In January of 1963, Venner and Alain de Benoist created a movement and magazine called Europe-Action. Venner then founded the publisher Éditions Saint-Just, which was associated with Europe-Action. Venner was also an early member of the flagship organization of the French New Right, Alain de Benoist’s Groupement de recherche et d’études pour la civilisation européenne (GRECE) (Research and Study Group for European Civilization) from its beginning until the 1970s. With Thierry Maulnier, Venner founded the Institut d’études occidentales (IEO) (Institute of Western Studies), and its journal, Cité-Liberté (City-Liberty), founded in 1970.

In 1971, the IEO was dissolved and Venner withdrew from political entanglements to focus entirely on his career as a historian, a metapolitical activity in itself. He wrote and edited some 50 books, edited two journals, authored countless essays, gave many print and broadcast interviews, and mentored and promoted numerous writers.

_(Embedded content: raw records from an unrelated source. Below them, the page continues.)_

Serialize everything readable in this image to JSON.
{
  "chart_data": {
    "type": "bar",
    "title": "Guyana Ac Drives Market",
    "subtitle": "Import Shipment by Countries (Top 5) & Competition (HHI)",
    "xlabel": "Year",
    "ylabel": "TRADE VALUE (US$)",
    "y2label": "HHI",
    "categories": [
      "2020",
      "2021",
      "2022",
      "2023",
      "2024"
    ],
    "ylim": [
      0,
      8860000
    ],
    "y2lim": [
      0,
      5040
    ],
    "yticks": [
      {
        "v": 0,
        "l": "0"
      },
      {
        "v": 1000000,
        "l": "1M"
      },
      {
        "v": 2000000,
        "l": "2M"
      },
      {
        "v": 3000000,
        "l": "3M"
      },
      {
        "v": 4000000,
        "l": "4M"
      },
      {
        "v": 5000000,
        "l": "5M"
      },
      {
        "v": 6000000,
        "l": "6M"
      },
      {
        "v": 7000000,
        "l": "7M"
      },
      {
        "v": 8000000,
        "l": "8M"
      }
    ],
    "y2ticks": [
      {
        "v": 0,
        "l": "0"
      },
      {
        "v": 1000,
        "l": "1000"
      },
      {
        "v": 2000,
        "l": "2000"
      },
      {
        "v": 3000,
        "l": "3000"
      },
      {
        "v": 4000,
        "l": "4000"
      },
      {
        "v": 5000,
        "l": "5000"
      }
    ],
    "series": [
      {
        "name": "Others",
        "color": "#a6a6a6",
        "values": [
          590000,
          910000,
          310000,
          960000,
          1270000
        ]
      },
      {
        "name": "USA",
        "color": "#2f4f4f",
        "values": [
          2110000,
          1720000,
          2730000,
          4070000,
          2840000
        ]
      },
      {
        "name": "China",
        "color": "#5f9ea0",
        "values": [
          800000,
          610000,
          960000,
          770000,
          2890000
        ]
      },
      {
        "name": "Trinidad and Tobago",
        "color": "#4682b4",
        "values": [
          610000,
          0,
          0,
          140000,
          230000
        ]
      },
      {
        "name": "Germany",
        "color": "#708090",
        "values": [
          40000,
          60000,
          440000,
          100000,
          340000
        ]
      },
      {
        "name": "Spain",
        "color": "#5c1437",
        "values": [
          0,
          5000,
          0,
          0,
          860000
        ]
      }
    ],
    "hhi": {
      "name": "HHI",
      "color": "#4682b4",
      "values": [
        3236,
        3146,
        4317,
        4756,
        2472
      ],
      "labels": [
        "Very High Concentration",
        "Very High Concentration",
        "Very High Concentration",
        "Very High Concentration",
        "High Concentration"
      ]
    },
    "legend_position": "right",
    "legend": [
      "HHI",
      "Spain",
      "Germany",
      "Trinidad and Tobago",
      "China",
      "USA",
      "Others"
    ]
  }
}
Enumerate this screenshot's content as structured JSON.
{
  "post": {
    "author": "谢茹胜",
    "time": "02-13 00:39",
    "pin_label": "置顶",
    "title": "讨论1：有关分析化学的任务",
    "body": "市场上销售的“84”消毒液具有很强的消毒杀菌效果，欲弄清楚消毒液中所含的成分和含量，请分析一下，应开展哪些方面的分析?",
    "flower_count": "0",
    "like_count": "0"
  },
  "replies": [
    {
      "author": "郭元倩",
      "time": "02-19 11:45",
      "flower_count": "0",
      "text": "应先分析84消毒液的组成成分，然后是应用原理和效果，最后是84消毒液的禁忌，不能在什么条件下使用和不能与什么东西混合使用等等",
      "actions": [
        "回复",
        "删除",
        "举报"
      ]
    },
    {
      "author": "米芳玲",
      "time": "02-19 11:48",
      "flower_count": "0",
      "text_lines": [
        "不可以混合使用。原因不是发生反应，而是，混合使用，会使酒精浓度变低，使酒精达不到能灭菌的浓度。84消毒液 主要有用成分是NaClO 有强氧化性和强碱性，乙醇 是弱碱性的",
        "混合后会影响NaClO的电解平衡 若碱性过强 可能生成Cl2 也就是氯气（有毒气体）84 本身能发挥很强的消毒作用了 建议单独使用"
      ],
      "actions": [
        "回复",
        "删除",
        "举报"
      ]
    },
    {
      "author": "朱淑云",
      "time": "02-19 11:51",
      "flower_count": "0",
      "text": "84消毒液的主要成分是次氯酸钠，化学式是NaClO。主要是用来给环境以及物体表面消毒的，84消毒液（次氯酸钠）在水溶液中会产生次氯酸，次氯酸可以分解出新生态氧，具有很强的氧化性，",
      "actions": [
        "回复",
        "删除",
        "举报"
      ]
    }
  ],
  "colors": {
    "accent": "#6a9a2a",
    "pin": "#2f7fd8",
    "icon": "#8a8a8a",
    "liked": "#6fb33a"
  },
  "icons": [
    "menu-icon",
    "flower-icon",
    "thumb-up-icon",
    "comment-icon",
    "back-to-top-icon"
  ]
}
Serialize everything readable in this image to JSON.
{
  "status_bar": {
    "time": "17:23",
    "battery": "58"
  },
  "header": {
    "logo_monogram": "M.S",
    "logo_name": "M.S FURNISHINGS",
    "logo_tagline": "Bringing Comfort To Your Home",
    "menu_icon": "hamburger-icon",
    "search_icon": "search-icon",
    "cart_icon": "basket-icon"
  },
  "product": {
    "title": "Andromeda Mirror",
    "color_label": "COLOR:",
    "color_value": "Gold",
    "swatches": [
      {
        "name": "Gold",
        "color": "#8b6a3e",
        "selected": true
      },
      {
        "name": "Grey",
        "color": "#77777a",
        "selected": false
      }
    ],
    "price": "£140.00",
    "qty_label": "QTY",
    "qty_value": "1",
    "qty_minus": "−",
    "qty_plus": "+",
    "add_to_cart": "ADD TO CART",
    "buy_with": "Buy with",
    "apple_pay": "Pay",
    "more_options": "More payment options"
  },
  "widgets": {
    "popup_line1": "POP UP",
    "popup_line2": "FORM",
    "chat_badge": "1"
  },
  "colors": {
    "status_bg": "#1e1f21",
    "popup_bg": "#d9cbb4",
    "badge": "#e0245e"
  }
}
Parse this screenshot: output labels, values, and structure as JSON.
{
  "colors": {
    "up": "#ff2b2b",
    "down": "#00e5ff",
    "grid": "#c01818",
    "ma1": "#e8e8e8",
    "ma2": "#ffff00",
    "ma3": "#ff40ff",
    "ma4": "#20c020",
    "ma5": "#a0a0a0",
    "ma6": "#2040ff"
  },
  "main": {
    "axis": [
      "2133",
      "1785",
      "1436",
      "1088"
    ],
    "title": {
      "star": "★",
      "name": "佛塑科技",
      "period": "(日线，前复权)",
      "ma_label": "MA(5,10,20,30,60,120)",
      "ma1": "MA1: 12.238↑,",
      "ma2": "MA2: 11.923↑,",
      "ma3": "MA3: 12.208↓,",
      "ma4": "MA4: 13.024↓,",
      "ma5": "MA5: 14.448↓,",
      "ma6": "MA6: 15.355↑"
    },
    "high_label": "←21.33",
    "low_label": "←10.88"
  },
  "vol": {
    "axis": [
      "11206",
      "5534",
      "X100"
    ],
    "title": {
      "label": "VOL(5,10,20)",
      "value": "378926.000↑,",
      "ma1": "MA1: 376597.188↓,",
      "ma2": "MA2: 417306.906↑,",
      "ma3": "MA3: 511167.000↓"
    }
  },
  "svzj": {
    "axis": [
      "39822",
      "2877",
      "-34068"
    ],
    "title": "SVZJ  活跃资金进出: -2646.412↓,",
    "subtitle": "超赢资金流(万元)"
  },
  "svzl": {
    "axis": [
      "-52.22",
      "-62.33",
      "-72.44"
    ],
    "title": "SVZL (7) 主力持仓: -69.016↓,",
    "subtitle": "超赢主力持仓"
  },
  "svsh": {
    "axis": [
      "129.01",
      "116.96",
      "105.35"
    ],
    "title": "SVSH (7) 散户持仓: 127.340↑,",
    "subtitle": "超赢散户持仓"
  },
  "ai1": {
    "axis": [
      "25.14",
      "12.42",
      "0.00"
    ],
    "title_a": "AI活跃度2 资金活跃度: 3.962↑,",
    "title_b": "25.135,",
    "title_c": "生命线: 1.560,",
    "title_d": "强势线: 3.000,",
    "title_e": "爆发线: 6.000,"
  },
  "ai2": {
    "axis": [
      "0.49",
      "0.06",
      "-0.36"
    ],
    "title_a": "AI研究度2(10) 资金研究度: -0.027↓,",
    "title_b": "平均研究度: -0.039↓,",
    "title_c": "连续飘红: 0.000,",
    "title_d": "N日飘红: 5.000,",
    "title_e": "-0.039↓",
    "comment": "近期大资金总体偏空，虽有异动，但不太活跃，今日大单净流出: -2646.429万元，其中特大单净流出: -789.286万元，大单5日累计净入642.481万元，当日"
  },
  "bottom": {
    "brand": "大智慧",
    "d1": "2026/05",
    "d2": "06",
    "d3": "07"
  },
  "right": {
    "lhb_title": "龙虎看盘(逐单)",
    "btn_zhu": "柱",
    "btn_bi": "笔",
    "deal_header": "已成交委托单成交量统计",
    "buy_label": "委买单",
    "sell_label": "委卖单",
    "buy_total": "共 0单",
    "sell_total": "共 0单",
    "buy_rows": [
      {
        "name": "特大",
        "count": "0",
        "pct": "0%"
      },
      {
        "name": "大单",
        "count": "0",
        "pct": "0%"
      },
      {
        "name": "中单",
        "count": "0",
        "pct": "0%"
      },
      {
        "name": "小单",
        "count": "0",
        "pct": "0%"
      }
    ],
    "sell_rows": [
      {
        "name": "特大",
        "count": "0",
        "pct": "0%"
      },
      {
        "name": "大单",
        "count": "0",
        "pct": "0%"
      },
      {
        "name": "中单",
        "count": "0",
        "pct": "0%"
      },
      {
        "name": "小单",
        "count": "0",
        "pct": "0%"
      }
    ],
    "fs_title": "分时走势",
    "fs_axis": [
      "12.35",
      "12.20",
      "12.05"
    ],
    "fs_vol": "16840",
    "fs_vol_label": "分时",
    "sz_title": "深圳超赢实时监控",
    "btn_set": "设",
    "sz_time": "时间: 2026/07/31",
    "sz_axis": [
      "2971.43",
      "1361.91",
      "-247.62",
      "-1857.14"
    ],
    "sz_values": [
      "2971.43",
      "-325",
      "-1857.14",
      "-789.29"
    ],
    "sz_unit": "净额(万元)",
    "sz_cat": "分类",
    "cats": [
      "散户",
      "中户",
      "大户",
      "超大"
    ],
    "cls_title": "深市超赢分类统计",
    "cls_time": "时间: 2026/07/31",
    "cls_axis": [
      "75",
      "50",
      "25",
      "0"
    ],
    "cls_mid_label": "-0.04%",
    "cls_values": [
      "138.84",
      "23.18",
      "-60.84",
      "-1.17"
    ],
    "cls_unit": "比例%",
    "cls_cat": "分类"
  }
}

In short, at the age of 78, Dominique Venner had done more for our people as a writer or political activist than practically anyone else. Thus it is absurd, if not obscene, to claim that “he could have done more” and that his suicide was somehow a dereliction of duty.

4. The Rationale for a Revolutionary Suicide

Venner decided, evidently after long deliberation, that there was one more thing he could do for his people, i.e., that a spectacular public suicide would (a) raise public awareness of the danger of white race replacement, and (b) encourage people who are already aware of the danger to do more to stop it.

And maybe, just maybe, Venner thought, his death would be enough to make a difference.

Because as a historian, Venner knew that individual actions can and do change history. But as a historian, he also knew that such actions and their consequences are contingent and thus unpredictable. Thus, in the end, it was a gamble. But it was his own life that he was gambling with, and I, for one, do not feel it is my right to second-guess him.

I should note, however, that the first of Venner’s predictions has already been proven right. His death has won enormous publicity for our cause. That can be verified by anyone with a simple web search. But I have additional evidence: because Counter-Currents/North American New Right is the primary source of English translations of Venner’s essays, our traffic increased dramatically due to his death. Indeed, on Tuesday the 21st and Wednesday the 22nd we had the highest traffic in our history so far.

As for Venner’s second prediction: whether he is proved right or wrong is in your hands, dear reader. No, Venner did not wish to inspire the rest of us to take our lives, which would be absurd. But he did want to inspire us to take courage in moving our flag forward. All of us know of some constructive steps toward saving our race, constructive steps that we could take if only we were not afraid. But if Dominique Venner conquered the fear of death to serve our people, then surely you can conquer the lesser fears that are holding you back. Our duty is to make sure that his sacrifice was not in vain.